At this wonderful moment the Chevalier de Melotte, Mrs. Squiers, and myself, without a word spoken, flew with common consent to the point in our lines down Legation Street where we knew we could see the entering columns. Cannons were booming in all directions, caused by the Powers trying to enter by the different gates, shells exploding and sniping everywhere. We took our stand at the bridge crossing the canal, from where we saw large quantities of soldiers, sometimes even cavalry, come through the Water Gate. We had scarcely caught from this rather exposed point a bird’s-eye view of it all, when a squad of Sikhs passed us with an officer of high rank, who turned out to be General Gaselee, riding in the midst of them. He jumped off his horse on seeing us, and showing on every inch of him the wear and tear of an eighty-mile midsummer relief march, he took our hands, and with tears in his eyes said, “Thank God, men, here are two women alive,” and he most reverently kissed Mrs. Squiers on the forehead.
Photo, Elliott & Fry
GENERAL SIR ALFRED GASELEE
It was so good to see him and meet him in this way. As soon as the despatch had arrived saying that General Gaselee was to be in command of the British forces, a smart-looking photograph of him that someone had cut from a magazine had been pinned on the Bell Tower, and it was so smart-looking, and his appearance so correct, that one of necessity lost interest in his personality; and now to see him thus—the military martinet all lost in this big-hearted, kindly man, who was almost crying because we were alive! A short time before meeting us, on his line of march, he saw poor Père Dosio’s head stuck on the end of a pole, where the Chinese had placed it, and General Gaselee feared that this head might be but the beginning of a series of Europeans similarly treated. We had considered the Italian priest so quiet and docile that he was not restrained at all, and yesterday he quietly wandered out into the Chinese lines, and undoubtedly he was killed before they knew his mind was gone, although at this stage the Chinese, I expect, were all too ferocious to have spared him even had they known of his dementia.
Coming to the “front” this way had to be paid for in a mild way, and a ricochetting bullet grazed my ankle, and one tipped the top of my ear. Chevalier de Melotte, our escort, had his cap shot off; but the battle lust had got into our blood, and it seemed that all this storm of bullets and dropping shells was but a new and exciting kind of hailstorm, and that to keep moving from one point to another was the one necessary thing to do.
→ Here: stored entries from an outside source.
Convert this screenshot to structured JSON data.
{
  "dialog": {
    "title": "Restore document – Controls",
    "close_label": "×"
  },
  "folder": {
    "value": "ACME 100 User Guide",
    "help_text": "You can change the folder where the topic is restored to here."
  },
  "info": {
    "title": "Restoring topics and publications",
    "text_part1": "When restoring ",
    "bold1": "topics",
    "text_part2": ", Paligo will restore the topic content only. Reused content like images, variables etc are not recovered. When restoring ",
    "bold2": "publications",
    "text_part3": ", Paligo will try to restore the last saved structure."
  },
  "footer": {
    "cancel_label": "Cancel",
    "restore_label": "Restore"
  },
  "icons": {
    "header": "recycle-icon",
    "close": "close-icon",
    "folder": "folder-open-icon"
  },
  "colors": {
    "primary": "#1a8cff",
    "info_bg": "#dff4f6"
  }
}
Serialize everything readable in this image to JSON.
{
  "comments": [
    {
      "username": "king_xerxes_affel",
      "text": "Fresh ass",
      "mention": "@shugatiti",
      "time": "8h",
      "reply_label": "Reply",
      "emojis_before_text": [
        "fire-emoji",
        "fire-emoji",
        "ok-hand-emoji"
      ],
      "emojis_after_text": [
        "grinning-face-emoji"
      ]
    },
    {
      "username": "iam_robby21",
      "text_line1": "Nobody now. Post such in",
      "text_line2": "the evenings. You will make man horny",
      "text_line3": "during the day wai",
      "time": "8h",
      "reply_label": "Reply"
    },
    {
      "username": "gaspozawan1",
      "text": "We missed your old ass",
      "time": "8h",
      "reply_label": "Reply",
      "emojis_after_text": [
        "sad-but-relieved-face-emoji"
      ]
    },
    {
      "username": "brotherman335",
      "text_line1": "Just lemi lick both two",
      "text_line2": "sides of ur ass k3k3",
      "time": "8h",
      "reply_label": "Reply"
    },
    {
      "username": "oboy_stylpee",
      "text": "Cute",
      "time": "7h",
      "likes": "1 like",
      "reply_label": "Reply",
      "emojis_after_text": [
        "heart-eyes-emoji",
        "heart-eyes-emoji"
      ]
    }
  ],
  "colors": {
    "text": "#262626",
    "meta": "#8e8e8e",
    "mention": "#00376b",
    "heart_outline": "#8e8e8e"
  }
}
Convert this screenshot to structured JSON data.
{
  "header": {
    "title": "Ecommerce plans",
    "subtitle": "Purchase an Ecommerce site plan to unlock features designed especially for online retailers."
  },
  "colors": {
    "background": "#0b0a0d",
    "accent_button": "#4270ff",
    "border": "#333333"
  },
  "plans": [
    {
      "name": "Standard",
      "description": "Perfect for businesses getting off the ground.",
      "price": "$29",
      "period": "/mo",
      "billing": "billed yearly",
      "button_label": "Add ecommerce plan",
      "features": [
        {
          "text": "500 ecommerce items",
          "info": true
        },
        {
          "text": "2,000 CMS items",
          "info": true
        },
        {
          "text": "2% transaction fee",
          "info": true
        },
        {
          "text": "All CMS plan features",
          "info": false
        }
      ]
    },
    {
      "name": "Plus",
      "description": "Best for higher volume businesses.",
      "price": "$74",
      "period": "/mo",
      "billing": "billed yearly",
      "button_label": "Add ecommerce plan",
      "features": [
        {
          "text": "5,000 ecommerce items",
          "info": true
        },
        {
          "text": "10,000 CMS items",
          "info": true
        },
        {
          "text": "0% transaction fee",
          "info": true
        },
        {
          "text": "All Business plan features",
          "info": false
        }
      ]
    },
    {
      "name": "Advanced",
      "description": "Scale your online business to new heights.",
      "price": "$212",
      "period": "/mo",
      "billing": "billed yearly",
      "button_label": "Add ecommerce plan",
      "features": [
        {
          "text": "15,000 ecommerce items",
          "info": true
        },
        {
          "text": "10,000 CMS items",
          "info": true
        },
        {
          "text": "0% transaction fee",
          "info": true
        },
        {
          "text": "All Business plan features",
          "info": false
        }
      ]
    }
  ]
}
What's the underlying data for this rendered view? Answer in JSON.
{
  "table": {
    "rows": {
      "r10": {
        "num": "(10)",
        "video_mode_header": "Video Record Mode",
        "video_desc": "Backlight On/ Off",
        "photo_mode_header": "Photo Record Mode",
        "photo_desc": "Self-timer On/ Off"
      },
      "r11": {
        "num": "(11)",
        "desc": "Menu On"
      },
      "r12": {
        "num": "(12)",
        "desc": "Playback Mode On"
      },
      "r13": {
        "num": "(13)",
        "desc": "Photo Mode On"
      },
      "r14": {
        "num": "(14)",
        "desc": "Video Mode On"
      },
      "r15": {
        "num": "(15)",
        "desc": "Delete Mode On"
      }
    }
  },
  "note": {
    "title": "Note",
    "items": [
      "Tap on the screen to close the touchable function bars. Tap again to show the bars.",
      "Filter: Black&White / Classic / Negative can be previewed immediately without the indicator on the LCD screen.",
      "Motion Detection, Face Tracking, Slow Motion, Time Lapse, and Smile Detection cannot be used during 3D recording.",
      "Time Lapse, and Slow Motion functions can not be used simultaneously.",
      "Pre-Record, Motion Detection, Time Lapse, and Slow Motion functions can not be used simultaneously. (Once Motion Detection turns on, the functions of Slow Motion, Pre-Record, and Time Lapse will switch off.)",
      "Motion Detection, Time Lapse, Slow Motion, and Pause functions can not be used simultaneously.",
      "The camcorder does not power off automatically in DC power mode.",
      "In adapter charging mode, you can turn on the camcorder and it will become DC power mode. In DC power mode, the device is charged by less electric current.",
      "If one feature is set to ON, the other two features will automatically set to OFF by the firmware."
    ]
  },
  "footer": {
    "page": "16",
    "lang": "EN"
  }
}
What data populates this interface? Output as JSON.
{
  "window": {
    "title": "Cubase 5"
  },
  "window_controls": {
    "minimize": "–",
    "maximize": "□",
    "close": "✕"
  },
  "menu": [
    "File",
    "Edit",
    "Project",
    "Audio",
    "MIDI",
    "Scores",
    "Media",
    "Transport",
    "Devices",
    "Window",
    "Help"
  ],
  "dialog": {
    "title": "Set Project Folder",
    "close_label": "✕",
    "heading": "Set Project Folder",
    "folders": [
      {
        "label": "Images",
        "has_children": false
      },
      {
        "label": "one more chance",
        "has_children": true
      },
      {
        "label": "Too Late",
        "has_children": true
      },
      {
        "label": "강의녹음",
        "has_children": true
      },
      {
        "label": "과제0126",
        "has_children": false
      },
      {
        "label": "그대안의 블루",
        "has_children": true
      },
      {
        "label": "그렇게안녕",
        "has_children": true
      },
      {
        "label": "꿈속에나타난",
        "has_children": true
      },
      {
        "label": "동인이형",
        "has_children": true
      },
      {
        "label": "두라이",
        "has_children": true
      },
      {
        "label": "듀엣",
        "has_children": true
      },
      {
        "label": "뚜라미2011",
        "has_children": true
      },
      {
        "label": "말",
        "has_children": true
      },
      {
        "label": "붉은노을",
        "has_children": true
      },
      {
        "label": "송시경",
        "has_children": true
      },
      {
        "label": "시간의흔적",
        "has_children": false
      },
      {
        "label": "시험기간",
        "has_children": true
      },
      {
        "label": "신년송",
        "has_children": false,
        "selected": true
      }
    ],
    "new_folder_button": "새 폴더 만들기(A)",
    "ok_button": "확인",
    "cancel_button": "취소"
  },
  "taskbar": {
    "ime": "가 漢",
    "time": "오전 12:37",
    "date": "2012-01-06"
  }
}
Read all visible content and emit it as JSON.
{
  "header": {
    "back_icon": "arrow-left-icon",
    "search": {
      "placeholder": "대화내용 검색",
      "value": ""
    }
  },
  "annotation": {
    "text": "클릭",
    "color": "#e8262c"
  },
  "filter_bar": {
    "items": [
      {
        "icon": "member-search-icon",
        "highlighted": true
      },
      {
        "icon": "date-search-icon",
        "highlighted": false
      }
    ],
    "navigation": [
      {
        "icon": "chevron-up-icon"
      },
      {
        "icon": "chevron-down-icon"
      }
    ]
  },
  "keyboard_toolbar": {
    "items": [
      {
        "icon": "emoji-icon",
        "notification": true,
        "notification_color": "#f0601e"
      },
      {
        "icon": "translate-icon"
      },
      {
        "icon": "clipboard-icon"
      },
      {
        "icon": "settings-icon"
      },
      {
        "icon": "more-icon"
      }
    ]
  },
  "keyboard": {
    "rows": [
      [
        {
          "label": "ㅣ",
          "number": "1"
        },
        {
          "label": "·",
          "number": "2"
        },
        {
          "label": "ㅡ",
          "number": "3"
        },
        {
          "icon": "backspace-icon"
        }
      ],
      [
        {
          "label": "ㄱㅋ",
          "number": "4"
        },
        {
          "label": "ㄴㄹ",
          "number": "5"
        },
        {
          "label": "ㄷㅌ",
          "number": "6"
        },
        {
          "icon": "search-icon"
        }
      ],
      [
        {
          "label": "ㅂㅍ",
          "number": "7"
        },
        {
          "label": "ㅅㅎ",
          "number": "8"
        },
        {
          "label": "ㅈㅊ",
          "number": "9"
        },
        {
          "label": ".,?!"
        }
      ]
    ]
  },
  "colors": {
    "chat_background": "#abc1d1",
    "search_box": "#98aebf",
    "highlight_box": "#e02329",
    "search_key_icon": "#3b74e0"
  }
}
The red-turbaned Sikhs and General Gaselee had come and gone, and now came long lines of yellow, khaki-uniformed Americans of the 9th Infantry, belonging to us, and General Chaffee, well set-up marines under Colonel Waller—they came on and on, stumbling through the hot August sunlight, line after line, without end, and we were nonplussed when they told us they were but a small detachment of the United States troops; and the tremendous storming of the Ch’ien Men Gate that was deafening us was being done by the Americans, who were having no easy time of it, as the Chinese were firing right down on them from their protected height.